Organisatie | Groningen |
---|---|
Organisatietype | Provincie |
Officiële naam regeling | Beleidsregels van Gedeputeerde Staten van de provincie Groningen houdende uitvoering innovatieagenda Beleidsregel Budget Ontwikkeling Innovatie Bibliotheekvoorziening |
Citeertitel | Beleidsregel Budget Ontwikkeling Innovatie Bibliotheekvoorziening |
Vastgesteld door | gedeputeerde staten |
Onderwerp | bestuur en recht |
Eigen onderwerp |
Deze beleidsregel en treedt in werking vanaf 1 januari 2017 tot en met 31 december 2020.
Onbekend
Datum inwerkingtreding | Terugwerkende kracht tot en met | Datum uitwerkingtreding | Betreft | Datum ondertekening Bron bekendmaking | Kenmerk voorstel |
---|---|---|---|---|---|
01-01-2017 | 13-12-2017 | nieuwe regeling | 20-12-2016 | 665909 |
Gedeputeerde Staten van Groningen maken bekend dat in hun vergadering van 20 december 2016, nr A.19, afdeling ECP, zaaknummer 665909, is vastgesteld de Beleidsregel Budget Ontwikkeling Innovatie Bibliotheekvoorziening.
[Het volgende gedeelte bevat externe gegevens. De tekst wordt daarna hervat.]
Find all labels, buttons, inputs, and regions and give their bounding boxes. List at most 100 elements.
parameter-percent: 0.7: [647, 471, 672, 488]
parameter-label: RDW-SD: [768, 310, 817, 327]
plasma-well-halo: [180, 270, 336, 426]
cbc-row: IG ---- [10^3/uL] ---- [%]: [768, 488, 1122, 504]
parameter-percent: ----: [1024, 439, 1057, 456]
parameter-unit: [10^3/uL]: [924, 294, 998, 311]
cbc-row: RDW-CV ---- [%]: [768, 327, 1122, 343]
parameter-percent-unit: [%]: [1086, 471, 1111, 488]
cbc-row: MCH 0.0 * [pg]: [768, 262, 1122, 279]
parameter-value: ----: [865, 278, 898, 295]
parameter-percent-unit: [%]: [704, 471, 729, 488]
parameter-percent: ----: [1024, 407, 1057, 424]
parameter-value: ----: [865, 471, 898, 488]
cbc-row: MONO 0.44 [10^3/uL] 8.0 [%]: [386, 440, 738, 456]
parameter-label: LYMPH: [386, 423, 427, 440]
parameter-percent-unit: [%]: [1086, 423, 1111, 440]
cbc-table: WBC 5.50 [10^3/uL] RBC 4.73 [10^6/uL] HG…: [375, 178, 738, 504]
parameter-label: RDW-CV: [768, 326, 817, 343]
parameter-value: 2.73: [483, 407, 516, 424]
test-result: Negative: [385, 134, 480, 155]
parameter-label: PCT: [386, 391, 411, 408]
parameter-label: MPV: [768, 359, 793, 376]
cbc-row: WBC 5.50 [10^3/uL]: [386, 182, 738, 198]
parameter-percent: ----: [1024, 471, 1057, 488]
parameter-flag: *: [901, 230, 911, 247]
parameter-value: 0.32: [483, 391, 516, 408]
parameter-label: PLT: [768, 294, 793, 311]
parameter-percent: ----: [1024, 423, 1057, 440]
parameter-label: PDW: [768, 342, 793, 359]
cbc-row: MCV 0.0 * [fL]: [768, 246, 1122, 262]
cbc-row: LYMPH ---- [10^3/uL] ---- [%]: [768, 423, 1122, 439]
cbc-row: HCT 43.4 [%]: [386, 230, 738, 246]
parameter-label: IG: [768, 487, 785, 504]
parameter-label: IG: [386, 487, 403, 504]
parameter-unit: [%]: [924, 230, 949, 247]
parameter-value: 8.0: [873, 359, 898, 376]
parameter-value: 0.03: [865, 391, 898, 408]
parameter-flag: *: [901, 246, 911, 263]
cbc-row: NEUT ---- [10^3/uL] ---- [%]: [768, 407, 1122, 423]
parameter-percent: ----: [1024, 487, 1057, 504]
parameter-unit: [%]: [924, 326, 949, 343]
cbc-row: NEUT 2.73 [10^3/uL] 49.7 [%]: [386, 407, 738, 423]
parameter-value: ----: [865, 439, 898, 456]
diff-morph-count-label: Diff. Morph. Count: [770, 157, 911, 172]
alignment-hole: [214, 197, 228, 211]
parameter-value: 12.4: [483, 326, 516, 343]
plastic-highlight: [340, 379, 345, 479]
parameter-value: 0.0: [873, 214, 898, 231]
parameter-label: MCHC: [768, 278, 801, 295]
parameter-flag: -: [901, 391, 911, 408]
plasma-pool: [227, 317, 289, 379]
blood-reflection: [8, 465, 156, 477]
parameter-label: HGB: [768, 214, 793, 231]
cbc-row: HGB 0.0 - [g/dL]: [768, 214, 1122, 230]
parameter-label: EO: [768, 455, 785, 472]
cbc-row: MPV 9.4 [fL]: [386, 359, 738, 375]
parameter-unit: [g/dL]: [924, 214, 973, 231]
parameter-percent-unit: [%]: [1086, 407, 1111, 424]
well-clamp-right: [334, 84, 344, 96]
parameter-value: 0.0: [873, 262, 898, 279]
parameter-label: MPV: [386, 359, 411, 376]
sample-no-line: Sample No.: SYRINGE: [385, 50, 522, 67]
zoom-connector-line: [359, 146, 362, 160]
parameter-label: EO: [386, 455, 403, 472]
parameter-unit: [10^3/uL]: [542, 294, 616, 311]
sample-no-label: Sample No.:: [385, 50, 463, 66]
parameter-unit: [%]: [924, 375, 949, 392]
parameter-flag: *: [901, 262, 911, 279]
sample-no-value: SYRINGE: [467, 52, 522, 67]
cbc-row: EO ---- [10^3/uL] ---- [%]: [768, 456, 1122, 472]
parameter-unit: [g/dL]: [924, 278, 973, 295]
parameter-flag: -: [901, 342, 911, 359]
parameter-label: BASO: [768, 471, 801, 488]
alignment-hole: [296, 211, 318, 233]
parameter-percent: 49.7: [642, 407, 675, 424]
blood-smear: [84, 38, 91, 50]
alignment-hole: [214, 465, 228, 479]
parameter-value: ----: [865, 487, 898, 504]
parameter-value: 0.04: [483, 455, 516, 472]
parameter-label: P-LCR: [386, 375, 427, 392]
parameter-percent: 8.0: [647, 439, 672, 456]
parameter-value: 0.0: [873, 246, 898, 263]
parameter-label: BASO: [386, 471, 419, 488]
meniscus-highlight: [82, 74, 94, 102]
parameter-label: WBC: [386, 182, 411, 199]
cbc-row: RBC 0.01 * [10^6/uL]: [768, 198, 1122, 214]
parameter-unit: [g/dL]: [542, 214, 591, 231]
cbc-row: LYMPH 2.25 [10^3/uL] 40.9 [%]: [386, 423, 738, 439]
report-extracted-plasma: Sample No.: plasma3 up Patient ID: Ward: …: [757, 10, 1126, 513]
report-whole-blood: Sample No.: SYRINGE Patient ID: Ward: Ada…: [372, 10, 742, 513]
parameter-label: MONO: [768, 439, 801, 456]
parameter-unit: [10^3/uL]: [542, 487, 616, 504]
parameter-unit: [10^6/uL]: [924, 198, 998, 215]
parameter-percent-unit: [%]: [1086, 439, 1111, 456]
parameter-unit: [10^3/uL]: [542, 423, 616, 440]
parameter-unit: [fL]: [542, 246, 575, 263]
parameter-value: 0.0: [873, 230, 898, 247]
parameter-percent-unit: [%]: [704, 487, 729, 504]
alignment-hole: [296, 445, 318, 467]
Gedeputeerde Staten der provincie Groningen
Gelet op het uitvoeringsprogramma cultuur 2017-2020.
Besluiten vast te stellen hetgeen volgt:
BELEIDSREGEL BUDGET ONTWIKKELING INNOVATIE BIBLIOTHEEKVOORZIENING
Dit budget is één van de instrumenten in het Uitvoeringsprogramma Cultuur 2017-2020, vastgesteld door Gedeputeerde Staten in de vergadering van 12 juli 2016. Hiermee wordt uitvoering gegeven aan het cultuurbeleid voor de periode 2017-2020 en de strategische lijnen.
Vernieuwing en maatschappelijke relevantie staan hoog op de agenda van de bibliotheek. De bibliotheek zoekt naar nieuwe positionering. Dit wordt veroorzaakt door meerdere factoren en ontwikkelingen. Vanuit haar publieke waarden (onafhankelijkheid, betrouwbaarheid, toegankelijkheid, pluriformiteit en authenticiteit) wil de bibliotheek zich herpositioneren en onderscheiden als een laagdrempelig centrum van lezen in relatie tot informatie, ontwikkeling en participatie.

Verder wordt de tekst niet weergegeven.